The doctor might see you now

Think tank: Adam Smith Institute

Author(s): Dr Robert Sutton

May 25, 2021

This report from UK think tank the Adam Smith Institute looks at healthcare rationing in the NHS before and after the Covid-19 pandemic.

Dr Robert Sutton, a junior doctor in Wales and recent graduate of the University of Oxford Medical School, explains how the NHS is failing to meet its central goal: The National Health Service Constitution promises universal access to care, free of charge, based solely on clinical need. This premise is extremely popular with the British public. No major British political party has indicated any intention of changing this promise.
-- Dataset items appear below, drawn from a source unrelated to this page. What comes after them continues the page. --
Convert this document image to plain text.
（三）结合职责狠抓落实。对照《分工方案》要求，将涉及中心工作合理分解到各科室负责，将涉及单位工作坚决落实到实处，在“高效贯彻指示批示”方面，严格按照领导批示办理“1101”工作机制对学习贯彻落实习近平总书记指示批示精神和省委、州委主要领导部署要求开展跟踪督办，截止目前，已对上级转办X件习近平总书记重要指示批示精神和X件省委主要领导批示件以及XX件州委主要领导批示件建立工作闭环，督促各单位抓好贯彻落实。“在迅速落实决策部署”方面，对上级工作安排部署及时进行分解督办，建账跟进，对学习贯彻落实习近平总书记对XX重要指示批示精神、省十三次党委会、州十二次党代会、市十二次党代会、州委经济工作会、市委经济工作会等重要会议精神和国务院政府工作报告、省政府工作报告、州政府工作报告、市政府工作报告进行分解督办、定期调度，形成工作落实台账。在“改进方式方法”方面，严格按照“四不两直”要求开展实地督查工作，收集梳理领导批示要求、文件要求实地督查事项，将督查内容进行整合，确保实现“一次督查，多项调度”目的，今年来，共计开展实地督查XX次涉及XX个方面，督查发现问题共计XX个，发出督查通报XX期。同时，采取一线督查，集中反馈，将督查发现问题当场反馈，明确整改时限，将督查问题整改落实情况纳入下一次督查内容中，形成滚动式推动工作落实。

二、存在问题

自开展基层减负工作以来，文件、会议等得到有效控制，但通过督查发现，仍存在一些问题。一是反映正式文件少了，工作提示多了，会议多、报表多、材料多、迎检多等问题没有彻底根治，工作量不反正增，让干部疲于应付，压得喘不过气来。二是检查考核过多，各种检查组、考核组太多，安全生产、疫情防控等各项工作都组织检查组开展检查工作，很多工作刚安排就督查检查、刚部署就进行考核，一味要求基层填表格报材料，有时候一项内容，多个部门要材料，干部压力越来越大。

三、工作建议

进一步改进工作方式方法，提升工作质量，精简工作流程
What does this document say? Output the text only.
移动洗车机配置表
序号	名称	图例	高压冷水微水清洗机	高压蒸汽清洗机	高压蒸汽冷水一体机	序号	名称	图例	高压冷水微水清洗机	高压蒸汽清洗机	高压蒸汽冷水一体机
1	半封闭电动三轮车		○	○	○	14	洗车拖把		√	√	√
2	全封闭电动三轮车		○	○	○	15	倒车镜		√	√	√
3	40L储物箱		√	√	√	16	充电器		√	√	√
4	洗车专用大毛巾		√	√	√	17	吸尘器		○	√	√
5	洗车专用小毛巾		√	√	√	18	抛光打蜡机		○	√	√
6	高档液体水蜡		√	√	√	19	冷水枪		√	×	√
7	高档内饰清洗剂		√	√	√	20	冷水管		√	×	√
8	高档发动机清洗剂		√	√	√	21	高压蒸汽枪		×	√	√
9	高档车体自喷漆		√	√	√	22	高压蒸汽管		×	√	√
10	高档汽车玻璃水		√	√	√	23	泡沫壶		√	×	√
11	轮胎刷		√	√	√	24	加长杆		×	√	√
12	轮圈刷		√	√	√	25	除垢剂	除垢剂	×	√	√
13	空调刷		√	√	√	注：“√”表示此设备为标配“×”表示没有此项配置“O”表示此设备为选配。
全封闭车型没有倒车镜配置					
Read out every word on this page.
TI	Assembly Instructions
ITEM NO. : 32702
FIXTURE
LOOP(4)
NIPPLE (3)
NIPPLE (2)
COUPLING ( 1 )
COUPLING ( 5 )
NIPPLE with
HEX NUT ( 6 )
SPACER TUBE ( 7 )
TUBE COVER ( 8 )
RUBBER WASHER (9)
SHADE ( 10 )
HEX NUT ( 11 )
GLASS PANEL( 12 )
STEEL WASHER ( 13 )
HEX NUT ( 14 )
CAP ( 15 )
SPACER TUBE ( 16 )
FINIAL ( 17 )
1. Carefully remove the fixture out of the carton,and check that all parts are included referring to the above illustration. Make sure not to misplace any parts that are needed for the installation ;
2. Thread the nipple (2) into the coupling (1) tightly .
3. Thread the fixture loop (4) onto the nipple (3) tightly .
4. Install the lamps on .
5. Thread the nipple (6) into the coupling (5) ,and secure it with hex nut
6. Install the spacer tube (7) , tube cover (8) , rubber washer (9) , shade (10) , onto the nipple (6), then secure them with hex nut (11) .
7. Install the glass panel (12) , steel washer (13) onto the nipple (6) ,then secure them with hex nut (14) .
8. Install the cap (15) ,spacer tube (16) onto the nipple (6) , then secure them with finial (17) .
This popular goal is a fiction. It is impossible for any healthcare system to provide unlimited care. Rationing, of some description, is inevitable because of limited resources. The NHS hides the extent of rationing by using indirect means, often avoiding the associated difficult ethical questions. Some systems ration healthcare through prices. The NHS rations healthcare through opaque criteria such as waiting times, clinical criteria and administrative hurdles. The end result for patients is near identical to a system that rations through prices. Despite claims that treatments are made based on best-value, there are often arbitrary, political decisions made by politicians and the NHS regarding which diseases and treatments to prioritise. These decisions are made with limited disclosure of reasoning or public involvement. This rewards the loudest and best-connected lobbyists. The rationing of healthcare has grown steadily with an ageing population, increasing treatment costs and limited financial resources. The Covid-19 pandemic has magnified rationing pressures.